Это случилось за несколько дней до ареста Гумилёва. Впоследствии, когда его уже расстреляли, мы вспомнили об этих строках. А заключительным фактом этих грустных воспоминаний было еще более грустное обстоятельство, тут же установленное: стихи «Мои читатели» оказались последним произведением Гумилёва. Передавали, что сидя в тюрьме, он еще что-то написал. Цех поэтов сделал попытку получить из Чеки последнюю рукопись Гумилёва, но это не удалось.

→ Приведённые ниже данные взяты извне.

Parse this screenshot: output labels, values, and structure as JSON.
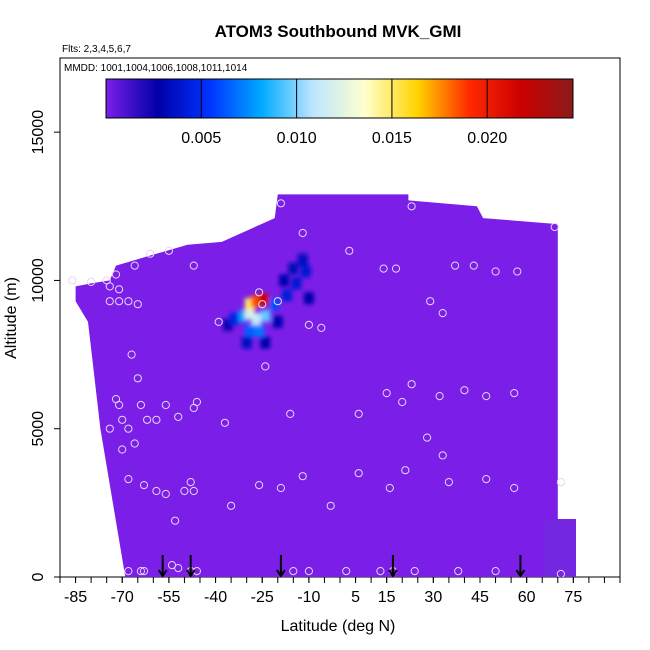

Мы очень часто сводим внешние совпадения, сопровождающие эпизоды нашей жизни, в причинную связь между ними. Из уважения к поэту свяжем и на сей раз последние эпизоды в его жизни и поверим в его способность разверзать «вещие зеницы», т. е. отдавать себя во власть дионисийской эпифании или видения. Гумилёв вполне заслужил этого.

***

И еще два слова. Когда председатель Всероссийского Союза Писателей, покойный Волынский5, явился в Чека, чтобы похлопотать за арестованного поэта, председатель Чеки Комаров6, выслушав Волынского, сказал:

— Поэт Гумилёвич? Что-то такого не помню.

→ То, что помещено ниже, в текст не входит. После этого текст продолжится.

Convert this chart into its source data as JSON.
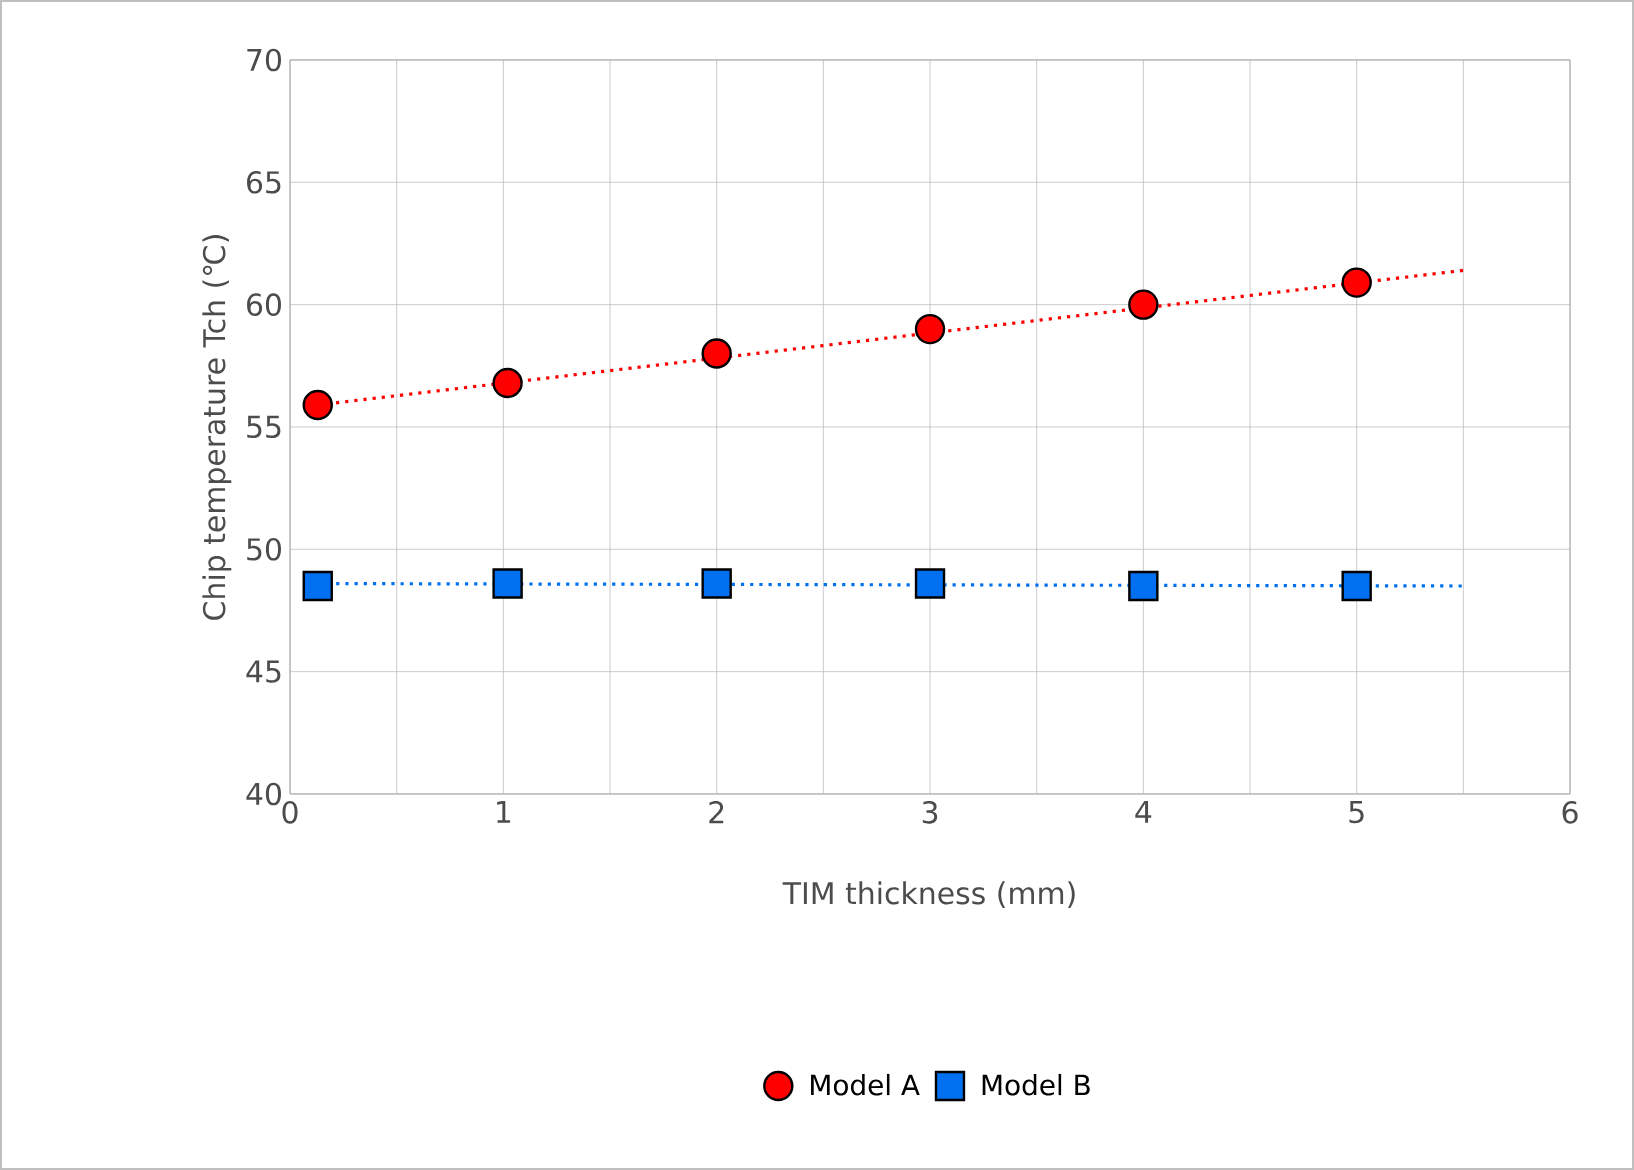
{
  "chart_data": {
    "type": "scatter",
    "xlabel": "TIM thickness (mm)",
    "ylabel": "Chip temperature  Tch (℃)",
    "xlim": [
      0,
      6
    ],
    "ylim": [
      40,
      70
    ],
    "xticks": [
      0,
      1,
      2,
      3,
      4,
      5,
      6
    ],
    "yticks": [
      40,
      45,
      50,
      55,
      60,
      65,
      70
    ],
    "grid": true,
    "legend": "bottom",
    "series": [
      {
        "name": "Model A",
        "color": "#ff0000",
        "marker": "circle",
        "x": [
          0.13,
          1.02,
          2,
          3,
          4,
          5
        ],
        "values": [
          55.9,
          56.8,
          58.0,
          59.0,
          60.0,
          60.9
        ]
      },
      {
        "name": "Model B",
        "color": "#0070f0",
        "marker": "square",
        "x": [
          0.13,
          1.02,
          2,
          3,
          4,
          5
        ],
        "values": [
          48.5,
          48.6,
          48.6,
          48.6,
          48.5,
          48.5
        ]
      },
      {
        "type": "line",
        "color": "#ff0000",
        "line_style": "dotted",
        "marker": "none",
        "x": [
          0.13,
          5.5
        ],
        "values": [
          55.9,
          61.4
        ]
      },
      {
        "type": "line",
        "color": "#0070f0",
        "line_style": "dotted",
        "marker": "none",
        "x": [
          0.13,
          5.5
        ],
        "values": [
          48.6,
          48.5
        ]
      }
    ]
  }
}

Пусть Комаровы не помнят. Важно, чтобы мы его не забыли.

Примечания:

Воспоминания печатаются по автографу В. Я. Ирецкого; хранятся в ЦГАЛИ, ф. 2227, оп. 1, ед. хр. 86.

1. Жижмор Максим Яковлевич (1888—?) — пролетарский поэт. Первый (и последний) сборник его стихотворений «Шляпа» вышел в 1922 г. Затем Жижмором было написано несколько пьес («Фигуры», «Бетховен»). Последняя — «Шекспир» — напечатана в 1932 г.

2. Садофьев Илья Иванович (1889—1965) — пролетарский поэт. В 1918 г. издал сборник стихов «Динамо-стихи».

3. Самобытник (Маширов) Алексей Иванович (1884—1942) — пролетарский поэт, сотрудник дооктябрьской «Правды».

4. Имеется в виду Лохвицкий Н. А. — генерал-лейтенант. Командовал Русским экспедиционным корпусом во Франции (1917—1919).

5. Волынский (Флексер) Аким Львович (1861—1926) — литературный и балетный критик, историк и теоретик искусства.

6. Комаров Николай Павлович (Собинов Федор Евгеньевич) (1886—1937). Был председателем губЧК с 1918 по 1921 г.